Automating File Processing with Python and SQL Server
Garry Bargsley ( b | t ) asks us this month what does “Automate all the things” mean to you. After all, if we have to do something over and over, it only makes sense to automate whatever we can to avoid having to do repeat the process manually. We’ve seen this throughout history where repetitive, time-intensive tasks have been automated or simplified.
One of my favorite moments comes from a job I had many years ago. I was tasked with ensuring that we transferred files from our in-house imaging and scanning system to another facility where people would use those images to do data entry, categorize those images, then send them back to us along with the data to import into our system. We worked in auto-lending so had many documents to process as part of the application. Our in-house system worked pretty well to just scan all pages of all documents in the application and tag them appropriately.
At first, I was pretty limited by my knowledge. I knew DOS Batch files, I had access to WinZip, and I had access to an FTP app that could synchronize across sites. That seems like it would work well to handle the files. Look for a “trigger” file to indicate the process was done, zip all files matching that name, move the zip file to the “outbound” folder with its Trigger file, and move on. Turns out – the FTP sync was not always reliable. Sometimes it wouldn’t pick up a file properly or would pick up the trigger file and not the actual file, which resulted in issues trying to process at the data entry site. In each case, I was asked to troubleshoot the issue, which took hours each day with limited logging.
After far too long with this, I decided we needed something different and nobody else was going to be able to help. In the days before PowerShell, options were a bit more limited for Windows. I knew that VBScript was a non-starter. It was already old by then. Over my Christmas vacation, I taught myself Python with the end goals of:
-
Log everything to SQL Server
-
Error handling throughout the process
-
Create modules as much as possible for code re-use
-
Document the code and process so someone else could help if things went wrong.
-
Successfully transfer all files in both directions
It took my entire break, barring some meal times, but I managed to return with some crude, but workable, Python examples. I pleaded my case to replace the existing Batch files and eventually got permission to go ahead. I set up the servers, installed Python, copied over my code, with the appropriate changes so it would run on the servers, and flipped the switch. (no test servers in that system) It failed horribly because it couldn’t keep up with the volume.
I’d made the mistake of trying to use native Python functions and my very limited knowledge to parse files out of tens of thousands, grab the matching files and compress them. This took far longer in a production system than my limited Proof of Concept so the system lagged behind horribly. I was able to look at my logs and realize that the time was spent trying to compress the files. I replaced the native “compress” function with WinZip’s command-line and immediately saw a dramatic increase in speed. The new Python code was working well, I had my logs, I could easily tweak parts of the code because it was modular, others could help me because it was documented, and I could move on from spending most of my day troubleshooting the system.
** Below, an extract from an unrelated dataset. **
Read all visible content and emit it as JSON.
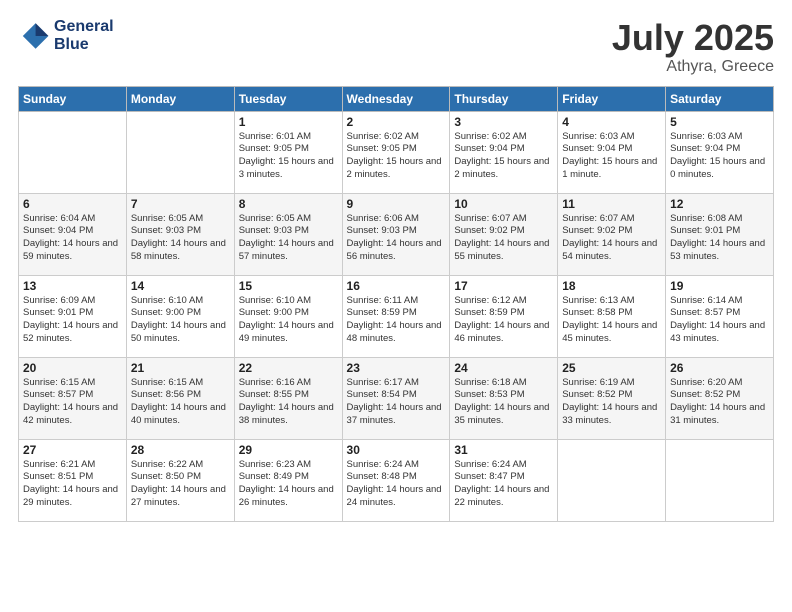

Later, I was able to build on those modules to create an SFTP and Encryption set of scripts to transfer data back and forth to our partners. We used GnuPG to encrypt and decrypt sensitive data, similar logging code, and Python modules to contain all of the functions. The process was well documented on how to create keys, give the important parts to customers, install them on the servers, and copy the Template script to set up new customers. I found out that this system stayed in place for 5+ years after I left, which is impressive for a person who is primarily a SQL Server worker and taught himself Python.
I can’t share the scripts or the DTS code used to process the files, but hopefully this will encourage others to find solutions to their problems. Maybe you need to look outside of your comfort zone. Learn some Powershell, PowerBI, SSRS, Python, R, or some other language you’ve never used with the end-goal of automating or simplifying your task. You’ll be glad you did!